The scribe made scrawling motions on his sleeve as he appeared to think.
“The bride won't forget the forbidden throne.” The priest leaned in close enough to bathe her in his camel-milk breath. “It will know what was done.”
“They say it is a pragmatic sort of man-eater,” Hiresha said, “and I hardly lounged on its throne.”
The scribe adjusted a silvery belt over his pot belly. “I will take you, if you'll sign a document that your estate will not pursue recompense if you are injured as a result.”
While the scribe drew up the agreement, the priest asked for a cup of wine. He downed it, coughing, tearing, and then he gulped another. He strode back to Hiresha.
“You will take the Golden Scoundrel. If you die, both of you must die together.”
Hiresha held the fennec in her left arm and put her diamond mark on the scroll. The scribe took her into the narrow streets between warehouses. They had to wait behind a camel burdened with chests, and the animal growled a nasally complaint as a man tugged it down a ramp and into darkness. An arch above the passage bore the design of a pale crocodile.
A figure in an orange and black mask walked from a cross-street, stopping at the sight of the enchantress. “Hiresha, are you going down to view the Blue Miracle Lake?”
He removed his mask. Hiresha struggled to remember names, and faces or voices, for that matter, but she believed this was the Royal Embalmer. She though
t it most odd to have chanced upon him again.
She said, “I have business with the Silver Crocodile.”
The embalmer stepped close, and the heat from his nearness caused Hiresha's scalp to bead with perspiration. The fennec barked up at him, and the man grimaced back.
“Hiresha,” the embalmer said, glancing over her shoulder at the priest, “I may only have one title, but I can help you. I care for you. The Silver Crocodile has lived longer than the empire and never once stirred itself to help anyone.”
Hiresha lowered her voice. “Can you free Spellsword Chandur from Bleak Wells?”
The embalmer stepped back, laying two huge hands over his bare chest. “I'm an artisan, not a warrior.”
“Then we have nothing more to discuss.” Hiresha walked under the archway, lurching forward when she misjudged the steepness of the descent. Maid Janny stopped before the arch, wringing her hands, and the priest and embalmer also remained in the sunlight. Only the scribe and the royal guards descended with her, and the men bunched together, muttering.
Impatient with their timid manner, Hiresha strode to the front and was the first to leave the tunnel. A man-made cavern spread before her in a vastness.

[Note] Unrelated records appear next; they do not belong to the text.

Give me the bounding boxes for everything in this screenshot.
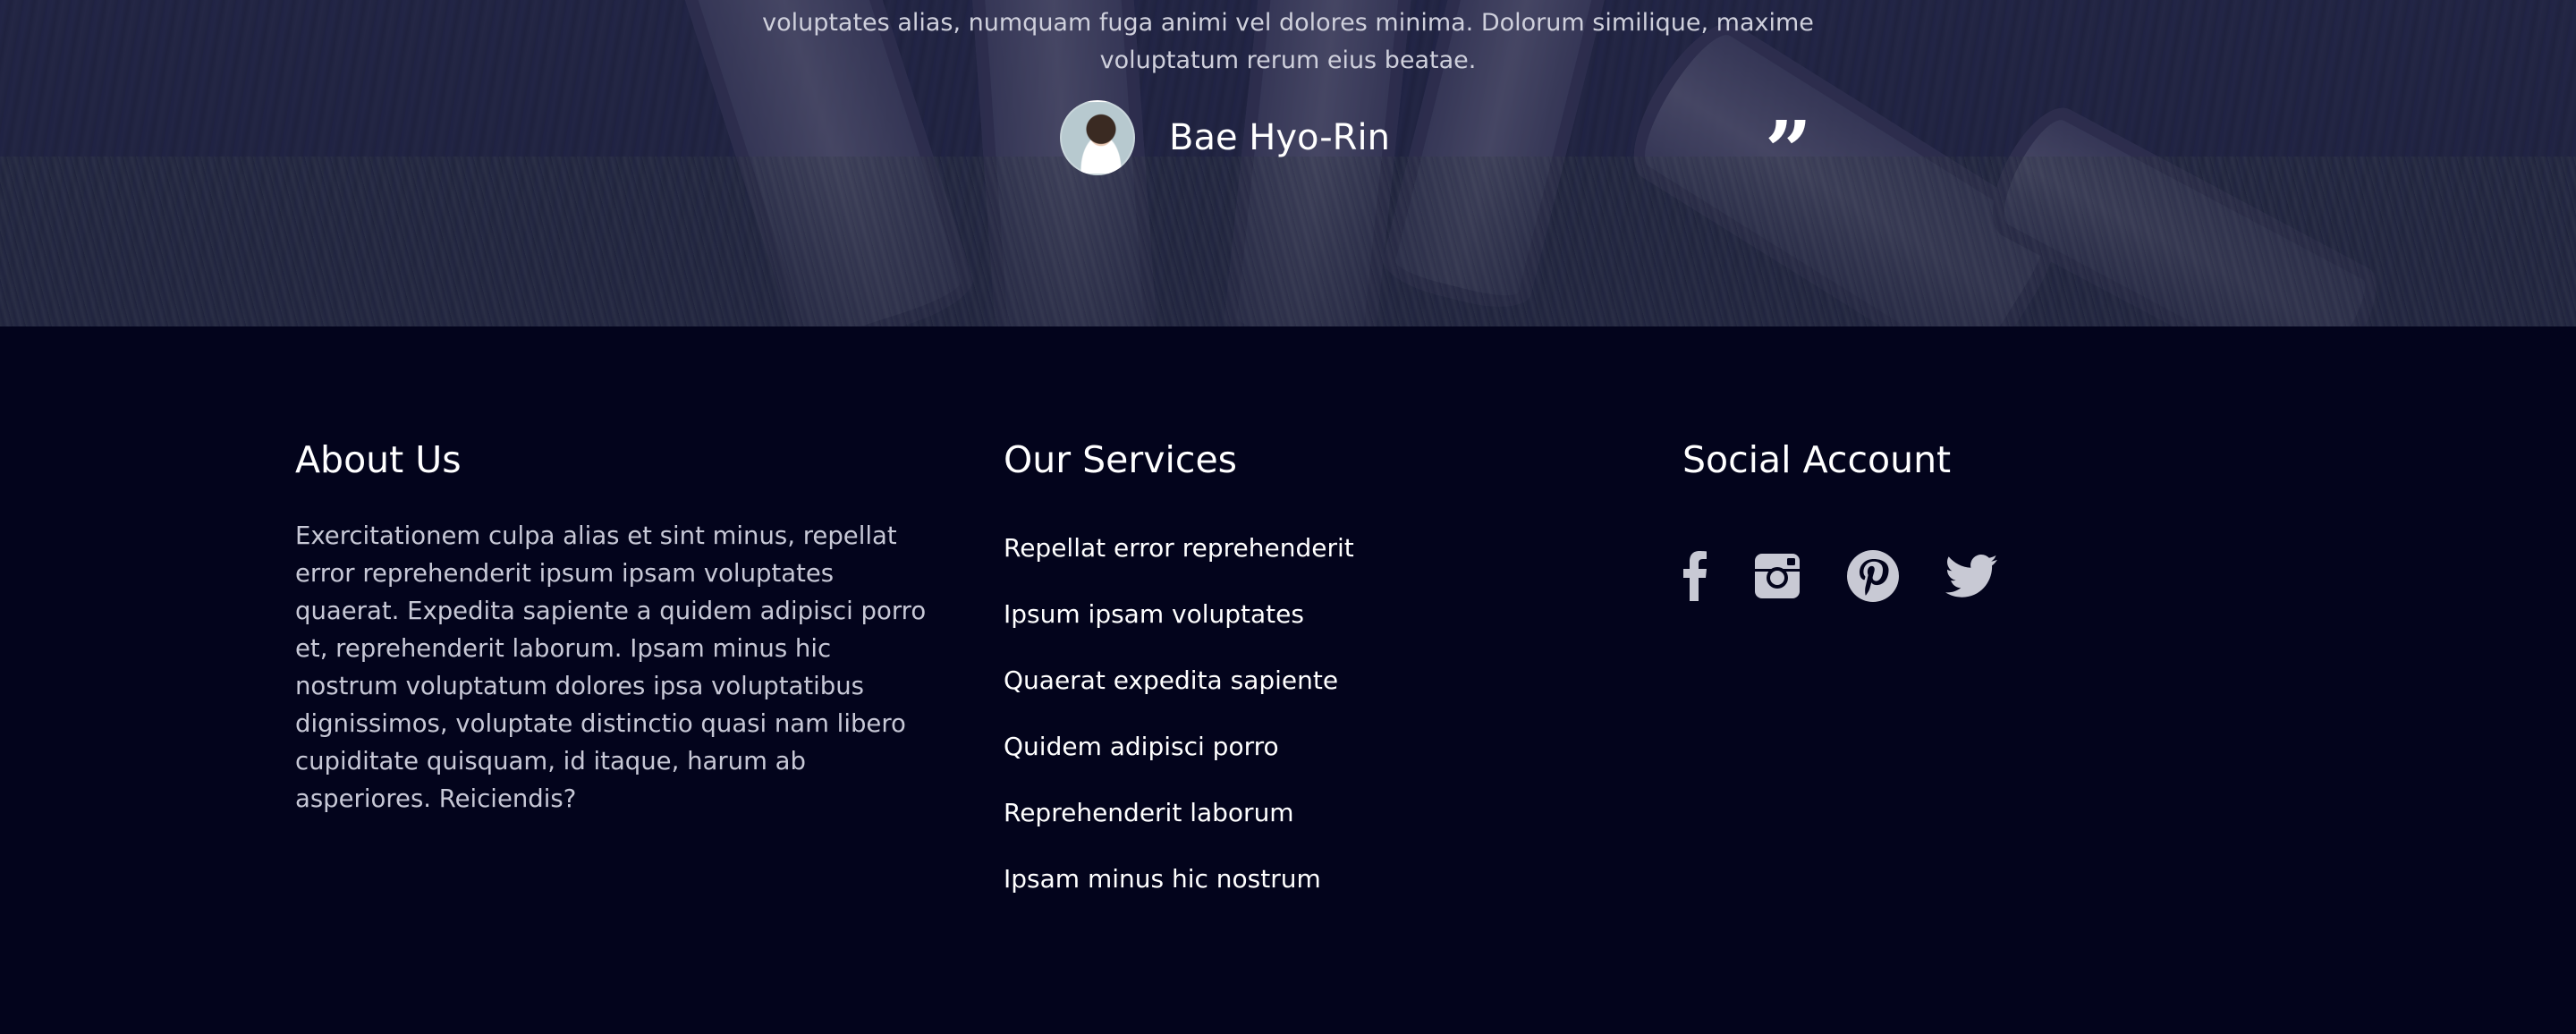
service-link[interactable]: Reprehenderit laborum [1004, 793, 1354, 860]
service-link[interactable]: Quidem adipisci porro [1004, 727, 1354, 793]
testimonial-author: Bae Hyo-Rin [1060, 100, 1390, 175]
site-footer: About Us Exercitationem culpa alias et s… [0, 326, 2576, 1034]
quote-icon: “ [1764, 63, 1811, 159]
twitter-icon[interactable] [1945, 555, 1997, 598]
service-link[interactable]: Quaerat expedita sapiente [1004, 661, 1354, 727]
pinterest-icon[interactable] [1847, 550, 1899, 602]
services-heading: Our Services [1004, 438, 1238, 481]
author-name: Bae Hyo-Rin [1169, 117, 1390, 158]
about-text: Exercitationem culpa alias et sint minus… [295, 521, 927, 813]
service-link[interactable]: Ipsam minus hic nostrum [1004, 860, 1354, 926]
service-link[interactable]: Ipsum ipsam voluptates [1004, 595, 1354, 661]
avatar [1060, 100, 1135, 175]
social-heading: Social Account [1682, 438, 1952, 481]
testimonial-section: voluptates alias, numquam fuga animi vel… [0, 0, 2576, 326]
services-list: Repellat error reprehenderit Ipsum ipsam… [1004, 529, 1354, 926]
facebook-icon[interactable] [1682, 551, 1707, 601]
instagram-icon[interactable] [1754, 553, 1801, 599]
testimonial-quote: voluptates alias, numquam fuga animi vel… [762, 9, 1814, 74]
social-icons [1682, 550, 2044, 602]
about-heading: About Us [295, 438, 462, 481]
service-link[interactable]: Repellat error reprehenderit [1004, 529, 1354, 595]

Darkness filled the stretches of distance between her and five columns of water flowing with light, their cores glittering with enchanted chains. The descending sky rivers illuminated circles of blue in the lake that had given Oasis City its name. Any sight of the shoreline eluded her in the surrounding blackness.
The fennec squirmed in her grasp. She held onto him. His yips bounced off the unseen walls. Hiresha tucked back her hair, revealing blue-diamond earrings. Their enchantment awakened, bathing light over the sandy soil around her slippers, and the foundations of a brass tower reflected a watery image of her, bright points on either side of her face.
Pillars of sandstone also supported the streets above. Some had eroded at the base, stained by past flows of water. A few lay toppled, replaced by thicker columns that showed no evidence of discoloration, and Hiresha had to assume either they were enchanted for durability or the tides from the nightly inflows of sky streams no longer reached so high. If the latter, water levels had plummeted.